Perhaps there is the reason. They are, after all, only men. She is something else entirely. She is a hero. Not just to every girl who ever dreamed of becoming a hero, but to every man, woman, and child in Valor City.
Before she left, most likely to save yet another life, I asked Amarynthia the question everyone wants an answer to. What does it take to be a Valor? She stared out the window, craning her neck a little as if listening to some distant voice.
“Three blocks from us, a woman was just almost run over by a car. A young man stepped into the traffic – stepped into the traffic – and pushed her to safety just in time. A car clipped him and shattered his ankle. That’s all it takes. That’s all it’s ever taken. The decision. To act, or to not act. You don’t have to do anything – you can stand by, let things happen, be safe. But if you do decide to act… If you take that step, you are a Valor.”
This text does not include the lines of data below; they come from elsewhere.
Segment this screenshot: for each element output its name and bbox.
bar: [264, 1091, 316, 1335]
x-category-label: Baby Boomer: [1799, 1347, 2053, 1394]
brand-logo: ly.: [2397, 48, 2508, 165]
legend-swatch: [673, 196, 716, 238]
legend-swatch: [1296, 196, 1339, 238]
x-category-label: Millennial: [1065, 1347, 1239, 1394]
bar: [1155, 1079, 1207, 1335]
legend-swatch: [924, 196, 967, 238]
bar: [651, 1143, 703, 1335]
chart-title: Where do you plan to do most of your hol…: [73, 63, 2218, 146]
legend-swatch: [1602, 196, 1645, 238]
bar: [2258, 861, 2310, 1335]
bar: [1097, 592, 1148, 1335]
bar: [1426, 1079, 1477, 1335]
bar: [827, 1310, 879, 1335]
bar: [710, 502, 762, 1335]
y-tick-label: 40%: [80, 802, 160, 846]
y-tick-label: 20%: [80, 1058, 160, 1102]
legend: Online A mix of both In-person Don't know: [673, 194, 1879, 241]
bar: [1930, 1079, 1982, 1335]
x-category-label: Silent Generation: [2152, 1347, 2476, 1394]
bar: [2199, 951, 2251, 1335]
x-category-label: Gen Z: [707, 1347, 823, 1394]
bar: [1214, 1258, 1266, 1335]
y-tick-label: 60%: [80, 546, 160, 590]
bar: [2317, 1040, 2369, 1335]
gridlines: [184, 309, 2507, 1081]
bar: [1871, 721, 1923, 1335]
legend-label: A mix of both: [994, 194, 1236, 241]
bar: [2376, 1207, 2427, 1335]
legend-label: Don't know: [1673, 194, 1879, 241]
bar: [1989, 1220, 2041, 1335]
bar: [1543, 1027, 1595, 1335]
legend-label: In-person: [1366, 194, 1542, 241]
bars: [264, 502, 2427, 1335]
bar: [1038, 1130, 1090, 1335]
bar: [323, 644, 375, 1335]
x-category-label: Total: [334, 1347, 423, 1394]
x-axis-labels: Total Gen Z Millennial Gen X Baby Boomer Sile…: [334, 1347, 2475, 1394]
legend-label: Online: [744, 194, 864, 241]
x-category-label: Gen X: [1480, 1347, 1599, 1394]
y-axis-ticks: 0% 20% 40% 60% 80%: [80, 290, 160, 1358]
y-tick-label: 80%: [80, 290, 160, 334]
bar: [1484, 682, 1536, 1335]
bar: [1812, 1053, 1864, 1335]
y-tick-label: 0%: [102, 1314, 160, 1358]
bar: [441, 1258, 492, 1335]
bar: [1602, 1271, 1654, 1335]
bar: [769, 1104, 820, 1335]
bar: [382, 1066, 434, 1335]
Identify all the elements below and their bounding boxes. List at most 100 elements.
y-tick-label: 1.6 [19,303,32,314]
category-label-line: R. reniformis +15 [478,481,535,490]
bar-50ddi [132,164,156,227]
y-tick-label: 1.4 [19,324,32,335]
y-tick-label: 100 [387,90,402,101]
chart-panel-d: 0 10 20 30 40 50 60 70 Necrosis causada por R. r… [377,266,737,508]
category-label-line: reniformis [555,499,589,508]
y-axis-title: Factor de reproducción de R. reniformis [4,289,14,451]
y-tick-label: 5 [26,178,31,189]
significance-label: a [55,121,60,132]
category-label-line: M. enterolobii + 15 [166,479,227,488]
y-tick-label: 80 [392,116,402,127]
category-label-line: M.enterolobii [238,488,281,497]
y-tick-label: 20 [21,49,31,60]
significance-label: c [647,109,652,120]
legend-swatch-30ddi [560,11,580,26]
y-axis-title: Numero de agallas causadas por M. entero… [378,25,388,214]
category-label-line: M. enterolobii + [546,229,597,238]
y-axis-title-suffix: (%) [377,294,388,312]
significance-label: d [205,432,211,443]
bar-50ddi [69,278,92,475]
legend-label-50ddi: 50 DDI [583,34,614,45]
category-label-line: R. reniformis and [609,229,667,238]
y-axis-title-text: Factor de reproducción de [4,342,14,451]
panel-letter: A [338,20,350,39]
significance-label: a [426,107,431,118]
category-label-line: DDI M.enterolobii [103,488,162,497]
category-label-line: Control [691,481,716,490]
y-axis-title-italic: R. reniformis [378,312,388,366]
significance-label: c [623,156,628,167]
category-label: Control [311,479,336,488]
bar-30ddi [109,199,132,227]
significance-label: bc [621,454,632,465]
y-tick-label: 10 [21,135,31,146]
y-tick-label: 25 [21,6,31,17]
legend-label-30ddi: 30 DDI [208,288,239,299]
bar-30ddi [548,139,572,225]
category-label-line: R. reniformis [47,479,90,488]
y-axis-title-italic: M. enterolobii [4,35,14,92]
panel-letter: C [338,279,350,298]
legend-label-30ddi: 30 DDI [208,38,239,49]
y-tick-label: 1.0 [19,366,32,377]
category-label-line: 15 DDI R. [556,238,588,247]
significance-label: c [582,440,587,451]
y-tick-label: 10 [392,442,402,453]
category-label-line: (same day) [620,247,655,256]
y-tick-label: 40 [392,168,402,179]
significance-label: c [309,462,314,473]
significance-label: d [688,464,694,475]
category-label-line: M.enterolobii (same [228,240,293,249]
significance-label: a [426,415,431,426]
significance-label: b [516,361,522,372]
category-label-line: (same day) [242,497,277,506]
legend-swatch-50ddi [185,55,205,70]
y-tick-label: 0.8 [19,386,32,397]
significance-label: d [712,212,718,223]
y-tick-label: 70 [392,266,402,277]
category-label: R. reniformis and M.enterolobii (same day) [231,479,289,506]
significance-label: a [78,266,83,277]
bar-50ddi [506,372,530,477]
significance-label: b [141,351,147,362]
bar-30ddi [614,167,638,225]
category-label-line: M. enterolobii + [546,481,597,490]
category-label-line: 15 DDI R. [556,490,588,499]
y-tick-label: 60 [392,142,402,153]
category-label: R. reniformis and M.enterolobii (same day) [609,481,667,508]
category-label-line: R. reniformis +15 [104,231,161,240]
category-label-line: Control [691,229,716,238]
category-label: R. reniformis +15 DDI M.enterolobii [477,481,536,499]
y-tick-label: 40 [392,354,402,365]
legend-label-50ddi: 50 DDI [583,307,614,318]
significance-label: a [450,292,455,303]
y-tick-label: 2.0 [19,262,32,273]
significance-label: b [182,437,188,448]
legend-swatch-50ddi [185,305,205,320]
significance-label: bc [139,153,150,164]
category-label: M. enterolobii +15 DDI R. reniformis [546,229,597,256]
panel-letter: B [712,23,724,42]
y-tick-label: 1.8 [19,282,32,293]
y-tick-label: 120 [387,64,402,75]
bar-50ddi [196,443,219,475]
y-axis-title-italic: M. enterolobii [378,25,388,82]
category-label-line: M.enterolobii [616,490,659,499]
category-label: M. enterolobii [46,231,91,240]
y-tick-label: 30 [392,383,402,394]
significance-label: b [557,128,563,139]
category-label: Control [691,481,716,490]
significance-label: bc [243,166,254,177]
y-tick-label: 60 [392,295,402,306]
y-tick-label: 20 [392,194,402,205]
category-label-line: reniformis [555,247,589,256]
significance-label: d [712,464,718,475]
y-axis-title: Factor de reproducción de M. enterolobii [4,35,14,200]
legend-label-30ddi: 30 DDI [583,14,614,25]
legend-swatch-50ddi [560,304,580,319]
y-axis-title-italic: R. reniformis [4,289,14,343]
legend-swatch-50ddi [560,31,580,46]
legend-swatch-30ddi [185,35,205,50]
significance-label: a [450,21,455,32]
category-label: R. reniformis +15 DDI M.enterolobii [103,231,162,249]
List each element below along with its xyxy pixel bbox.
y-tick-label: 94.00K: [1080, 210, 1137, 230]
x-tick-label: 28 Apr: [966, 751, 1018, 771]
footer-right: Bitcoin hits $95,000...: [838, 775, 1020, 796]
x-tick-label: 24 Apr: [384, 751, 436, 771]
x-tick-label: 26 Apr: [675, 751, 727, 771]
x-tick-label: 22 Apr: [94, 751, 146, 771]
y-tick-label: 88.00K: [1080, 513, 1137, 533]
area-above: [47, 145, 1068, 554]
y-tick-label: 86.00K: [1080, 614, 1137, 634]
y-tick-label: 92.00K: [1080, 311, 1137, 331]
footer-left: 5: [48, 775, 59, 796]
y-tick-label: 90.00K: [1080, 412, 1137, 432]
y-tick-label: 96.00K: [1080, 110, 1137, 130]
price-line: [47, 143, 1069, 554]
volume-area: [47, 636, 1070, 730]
Amarynthia has left, soaring to the skies, a visage of gold and blue. I am left sitting with only one thought in my mind. A realization. This woman is no mere hero. She is the one who stands between the darkness and the light, the one who draws a line in the sand, who stands at the gates and says “Never again”.
I have not stood next to a god before. I hadn’t thought one would be so… Human.